As soon as the herd was within the 100-yard mark of where I was sitting, I jumped up and picked out a target. I also had to make sure I didn’t blast my guide out of his saddle at the same time. As soon as my target was in a position to make my shot dearly, I opened fire.
Well, I was impressed with how fast these caribou moved in the deep snow, and it took a couple of shots to bring one of them to a stop. By the time I decided to try to get the drop on another one, the rest of the herd was already well past me, hitting the shoreline and making their way into the bush.

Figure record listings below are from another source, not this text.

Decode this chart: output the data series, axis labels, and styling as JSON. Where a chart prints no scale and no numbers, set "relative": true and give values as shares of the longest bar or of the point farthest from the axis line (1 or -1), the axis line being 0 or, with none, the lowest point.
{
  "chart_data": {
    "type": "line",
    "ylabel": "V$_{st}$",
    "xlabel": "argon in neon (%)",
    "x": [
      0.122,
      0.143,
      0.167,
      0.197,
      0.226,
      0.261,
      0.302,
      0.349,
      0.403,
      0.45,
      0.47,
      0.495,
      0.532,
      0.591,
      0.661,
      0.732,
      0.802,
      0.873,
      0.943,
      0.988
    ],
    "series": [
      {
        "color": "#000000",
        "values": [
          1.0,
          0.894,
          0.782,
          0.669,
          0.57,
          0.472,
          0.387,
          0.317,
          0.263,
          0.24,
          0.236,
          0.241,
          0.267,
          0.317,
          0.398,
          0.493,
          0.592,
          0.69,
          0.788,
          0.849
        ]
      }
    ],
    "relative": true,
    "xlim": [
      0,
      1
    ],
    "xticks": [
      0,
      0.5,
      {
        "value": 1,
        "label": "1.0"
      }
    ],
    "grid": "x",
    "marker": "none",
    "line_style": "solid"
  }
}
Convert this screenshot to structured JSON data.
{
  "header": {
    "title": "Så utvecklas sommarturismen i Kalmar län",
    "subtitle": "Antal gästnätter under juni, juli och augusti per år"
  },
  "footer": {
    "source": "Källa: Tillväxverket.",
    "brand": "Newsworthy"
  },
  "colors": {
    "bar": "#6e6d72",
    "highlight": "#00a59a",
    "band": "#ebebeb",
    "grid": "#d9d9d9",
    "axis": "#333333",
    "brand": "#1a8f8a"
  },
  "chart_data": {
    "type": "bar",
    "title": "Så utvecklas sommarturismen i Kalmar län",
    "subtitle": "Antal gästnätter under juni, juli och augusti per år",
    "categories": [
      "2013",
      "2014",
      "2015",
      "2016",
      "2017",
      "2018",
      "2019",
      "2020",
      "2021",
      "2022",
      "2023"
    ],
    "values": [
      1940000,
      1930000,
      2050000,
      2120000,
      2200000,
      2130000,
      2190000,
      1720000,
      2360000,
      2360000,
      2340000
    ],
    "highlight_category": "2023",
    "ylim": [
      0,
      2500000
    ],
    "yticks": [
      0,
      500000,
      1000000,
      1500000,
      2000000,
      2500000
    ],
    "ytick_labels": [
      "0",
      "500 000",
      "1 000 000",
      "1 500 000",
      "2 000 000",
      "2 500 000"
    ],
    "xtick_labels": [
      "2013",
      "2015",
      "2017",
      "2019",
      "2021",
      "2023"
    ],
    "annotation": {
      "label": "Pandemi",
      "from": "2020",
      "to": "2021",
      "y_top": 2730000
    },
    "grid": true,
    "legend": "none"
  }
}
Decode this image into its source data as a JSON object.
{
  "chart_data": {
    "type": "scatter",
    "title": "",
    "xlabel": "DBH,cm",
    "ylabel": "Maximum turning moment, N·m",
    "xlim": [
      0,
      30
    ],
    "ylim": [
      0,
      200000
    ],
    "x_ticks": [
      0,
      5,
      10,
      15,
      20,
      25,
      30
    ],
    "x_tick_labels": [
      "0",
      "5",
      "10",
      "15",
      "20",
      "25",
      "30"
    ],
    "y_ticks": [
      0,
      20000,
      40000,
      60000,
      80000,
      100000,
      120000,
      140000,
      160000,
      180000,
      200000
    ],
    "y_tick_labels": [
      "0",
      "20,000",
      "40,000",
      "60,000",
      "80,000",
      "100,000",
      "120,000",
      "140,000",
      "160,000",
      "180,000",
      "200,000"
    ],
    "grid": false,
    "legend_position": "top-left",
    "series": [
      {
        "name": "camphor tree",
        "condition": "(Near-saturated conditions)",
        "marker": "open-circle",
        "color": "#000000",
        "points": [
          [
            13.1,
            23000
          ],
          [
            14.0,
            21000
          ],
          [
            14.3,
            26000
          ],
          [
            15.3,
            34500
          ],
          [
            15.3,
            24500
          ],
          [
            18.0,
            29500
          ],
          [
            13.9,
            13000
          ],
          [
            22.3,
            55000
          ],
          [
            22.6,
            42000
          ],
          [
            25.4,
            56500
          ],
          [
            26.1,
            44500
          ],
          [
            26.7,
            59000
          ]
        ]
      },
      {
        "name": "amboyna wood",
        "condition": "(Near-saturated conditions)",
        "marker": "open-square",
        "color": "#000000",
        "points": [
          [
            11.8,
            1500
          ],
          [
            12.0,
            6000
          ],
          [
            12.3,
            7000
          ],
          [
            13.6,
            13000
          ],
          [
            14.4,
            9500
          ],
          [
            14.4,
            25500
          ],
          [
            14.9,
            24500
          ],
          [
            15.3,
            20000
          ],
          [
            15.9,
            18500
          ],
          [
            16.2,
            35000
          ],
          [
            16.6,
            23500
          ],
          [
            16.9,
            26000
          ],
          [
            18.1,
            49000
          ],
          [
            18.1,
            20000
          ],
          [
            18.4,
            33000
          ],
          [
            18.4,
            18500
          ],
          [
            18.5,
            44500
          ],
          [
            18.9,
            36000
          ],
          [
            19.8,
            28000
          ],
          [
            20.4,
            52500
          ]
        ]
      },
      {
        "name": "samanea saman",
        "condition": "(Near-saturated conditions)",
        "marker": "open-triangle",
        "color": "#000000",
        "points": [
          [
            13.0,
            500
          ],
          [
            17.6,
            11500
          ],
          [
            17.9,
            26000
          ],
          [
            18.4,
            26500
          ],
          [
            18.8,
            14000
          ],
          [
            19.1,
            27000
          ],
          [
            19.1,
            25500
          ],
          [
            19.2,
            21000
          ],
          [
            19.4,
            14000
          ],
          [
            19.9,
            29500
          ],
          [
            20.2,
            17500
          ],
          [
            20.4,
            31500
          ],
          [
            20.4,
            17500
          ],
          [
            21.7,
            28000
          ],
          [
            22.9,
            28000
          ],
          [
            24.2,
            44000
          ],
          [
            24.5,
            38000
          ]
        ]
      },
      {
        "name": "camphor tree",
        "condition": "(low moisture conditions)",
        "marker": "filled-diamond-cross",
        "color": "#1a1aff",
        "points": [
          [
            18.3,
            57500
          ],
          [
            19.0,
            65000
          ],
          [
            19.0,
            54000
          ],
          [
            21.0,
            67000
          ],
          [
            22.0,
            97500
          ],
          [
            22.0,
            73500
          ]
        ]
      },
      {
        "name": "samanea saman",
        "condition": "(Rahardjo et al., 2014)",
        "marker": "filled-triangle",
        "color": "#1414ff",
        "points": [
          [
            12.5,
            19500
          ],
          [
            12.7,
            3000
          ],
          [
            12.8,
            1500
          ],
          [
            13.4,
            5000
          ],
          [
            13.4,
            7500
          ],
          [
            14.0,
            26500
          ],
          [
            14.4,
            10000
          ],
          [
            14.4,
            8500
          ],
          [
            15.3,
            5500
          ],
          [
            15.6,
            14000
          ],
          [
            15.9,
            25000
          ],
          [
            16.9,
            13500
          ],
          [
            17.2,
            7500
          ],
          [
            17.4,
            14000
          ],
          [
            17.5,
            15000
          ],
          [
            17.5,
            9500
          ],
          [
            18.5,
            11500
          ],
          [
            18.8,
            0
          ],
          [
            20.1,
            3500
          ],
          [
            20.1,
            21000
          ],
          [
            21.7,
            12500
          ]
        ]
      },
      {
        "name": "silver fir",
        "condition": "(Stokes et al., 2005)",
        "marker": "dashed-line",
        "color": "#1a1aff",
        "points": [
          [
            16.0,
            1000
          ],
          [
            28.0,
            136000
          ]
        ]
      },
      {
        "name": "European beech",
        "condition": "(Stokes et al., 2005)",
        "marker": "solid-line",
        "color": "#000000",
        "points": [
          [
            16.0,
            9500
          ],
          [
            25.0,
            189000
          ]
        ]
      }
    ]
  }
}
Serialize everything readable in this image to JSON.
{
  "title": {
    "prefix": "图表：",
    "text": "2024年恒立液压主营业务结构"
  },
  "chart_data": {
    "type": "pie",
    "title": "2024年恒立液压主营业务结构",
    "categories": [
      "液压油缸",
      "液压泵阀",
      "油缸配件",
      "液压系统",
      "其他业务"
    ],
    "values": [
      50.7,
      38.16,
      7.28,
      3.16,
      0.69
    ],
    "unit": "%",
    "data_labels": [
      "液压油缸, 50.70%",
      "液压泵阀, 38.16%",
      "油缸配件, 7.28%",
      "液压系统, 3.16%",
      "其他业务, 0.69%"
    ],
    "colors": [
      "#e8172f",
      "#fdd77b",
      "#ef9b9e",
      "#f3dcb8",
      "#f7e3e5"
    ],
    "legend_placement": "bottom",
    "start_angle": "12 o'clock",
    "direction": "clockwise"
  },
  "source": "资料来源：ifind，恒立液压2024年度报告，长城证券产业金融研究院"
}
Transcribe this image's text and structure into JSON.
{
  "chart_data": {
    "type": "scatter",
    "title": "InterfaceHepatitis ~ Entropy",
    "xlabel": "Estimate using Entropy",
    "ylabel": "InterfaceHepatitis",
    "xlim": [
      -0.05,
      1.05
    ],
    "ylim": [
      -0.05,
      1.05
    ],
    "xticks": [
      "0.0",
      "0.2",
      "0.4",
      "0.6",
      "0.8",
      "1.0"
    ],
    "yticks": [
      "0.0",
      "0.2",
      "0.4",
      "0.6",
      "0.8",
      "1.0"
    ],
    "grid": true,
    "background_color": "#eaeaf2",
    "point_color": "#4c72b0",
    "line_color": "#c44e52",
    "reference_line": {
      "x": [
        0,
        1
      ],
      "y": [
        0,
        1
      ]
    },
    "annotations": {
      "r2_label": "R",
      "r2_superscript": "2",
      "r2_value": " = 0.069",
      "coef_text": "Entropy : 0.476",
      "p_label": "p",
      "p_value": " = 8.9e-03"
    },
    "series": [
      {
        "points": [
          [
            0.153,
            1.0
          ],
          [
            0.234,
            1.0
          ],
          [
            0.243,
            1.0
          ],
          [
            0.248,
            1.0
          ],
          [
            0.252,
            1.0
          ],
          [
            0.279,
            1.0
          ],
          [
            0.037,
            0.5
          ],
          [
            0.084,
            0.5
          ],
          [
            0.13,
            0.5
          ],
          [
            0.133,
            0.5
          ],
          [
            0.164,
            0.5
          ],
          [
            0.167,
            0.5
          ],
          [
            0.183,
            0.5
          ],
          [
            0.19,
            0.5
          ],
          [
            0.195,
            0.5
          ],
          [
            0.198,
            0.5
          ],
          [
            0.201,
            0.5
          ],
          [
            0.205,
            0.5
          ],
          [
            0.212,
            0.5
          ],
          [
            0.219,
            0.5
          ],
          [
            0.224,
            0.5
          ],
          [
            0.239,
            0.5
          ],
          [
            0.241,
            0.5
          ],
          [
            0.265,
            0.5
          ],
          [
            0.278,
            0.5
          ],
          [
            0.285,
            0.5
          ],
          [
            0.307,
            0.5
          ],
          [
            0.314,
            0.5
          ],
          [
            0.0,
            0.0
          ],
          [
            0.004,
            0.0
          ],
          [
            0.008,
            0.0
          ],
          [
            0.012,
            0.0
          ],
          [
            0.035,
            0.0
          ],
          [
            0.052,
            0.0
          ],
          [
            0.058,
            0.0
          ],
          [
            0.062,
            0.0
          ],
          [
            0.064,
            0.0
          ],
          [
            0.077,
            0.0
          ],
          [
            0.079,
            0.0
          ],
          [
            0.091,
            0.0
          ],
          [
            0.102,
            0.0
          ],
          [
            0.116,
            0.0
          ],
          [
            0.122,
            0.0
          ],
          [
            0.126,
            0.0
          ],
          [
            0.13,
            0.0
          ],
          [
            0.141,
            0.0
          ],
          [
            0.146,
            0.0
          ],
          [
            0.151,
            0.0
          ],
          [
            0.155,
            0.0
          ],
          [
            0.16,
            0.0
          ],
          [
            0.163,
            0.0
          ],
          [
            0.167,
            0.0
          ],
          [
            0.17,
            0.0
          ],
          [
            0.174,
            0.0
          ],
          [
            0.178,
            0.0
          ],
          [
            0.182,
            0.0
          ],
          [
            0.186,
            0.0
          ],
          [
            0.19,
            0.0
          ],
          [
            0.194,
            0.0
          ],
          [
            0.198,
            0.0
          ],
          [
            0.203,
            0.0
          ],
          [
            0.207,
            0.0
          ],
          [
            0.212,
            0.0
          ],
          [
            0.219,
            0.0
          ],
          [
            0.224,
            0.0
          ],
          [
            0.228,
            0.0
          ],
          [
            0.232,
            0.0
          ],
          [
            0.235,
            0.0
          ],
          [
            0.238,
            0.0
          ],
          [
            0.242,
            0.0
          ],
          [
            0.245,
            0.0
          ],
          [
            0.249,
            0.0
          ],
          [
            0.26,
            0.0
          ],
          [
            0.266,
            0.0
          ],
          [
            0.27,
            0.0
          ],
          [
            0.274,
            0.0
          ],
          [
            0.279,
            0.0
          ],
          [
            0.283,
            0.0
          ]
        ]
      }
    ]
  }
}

We field-dressed the caribou as quick as we could because it was so cold that the warm blood was freezing before it had a chance to hit the snow. After that big critter was quartered, I placed a hind-quarter in the back my vehicle, and my guide returned to his family with the rest. That was a good thing, because I ate their wild cuisine like it was going out of style. I was just happy to put back into their freezer some of what I’d eaten when I was there.
I did get to bring home some caribou and enjoyed every bit of it, and even brought some to my community for the Elders try. I will always remember the time I spent with my newly-found extended family in the James Bay frontier. Today, I only wish I can find the time and the resources to do it all over again. If any of the Pachano family from Chisasibi gets a copy of this story, thanks for the memories and your kind hospitality. This crazy old Algonquin from North Bay misses you folks and not to be too bold with my hinting, but I would love another chance at a caribou.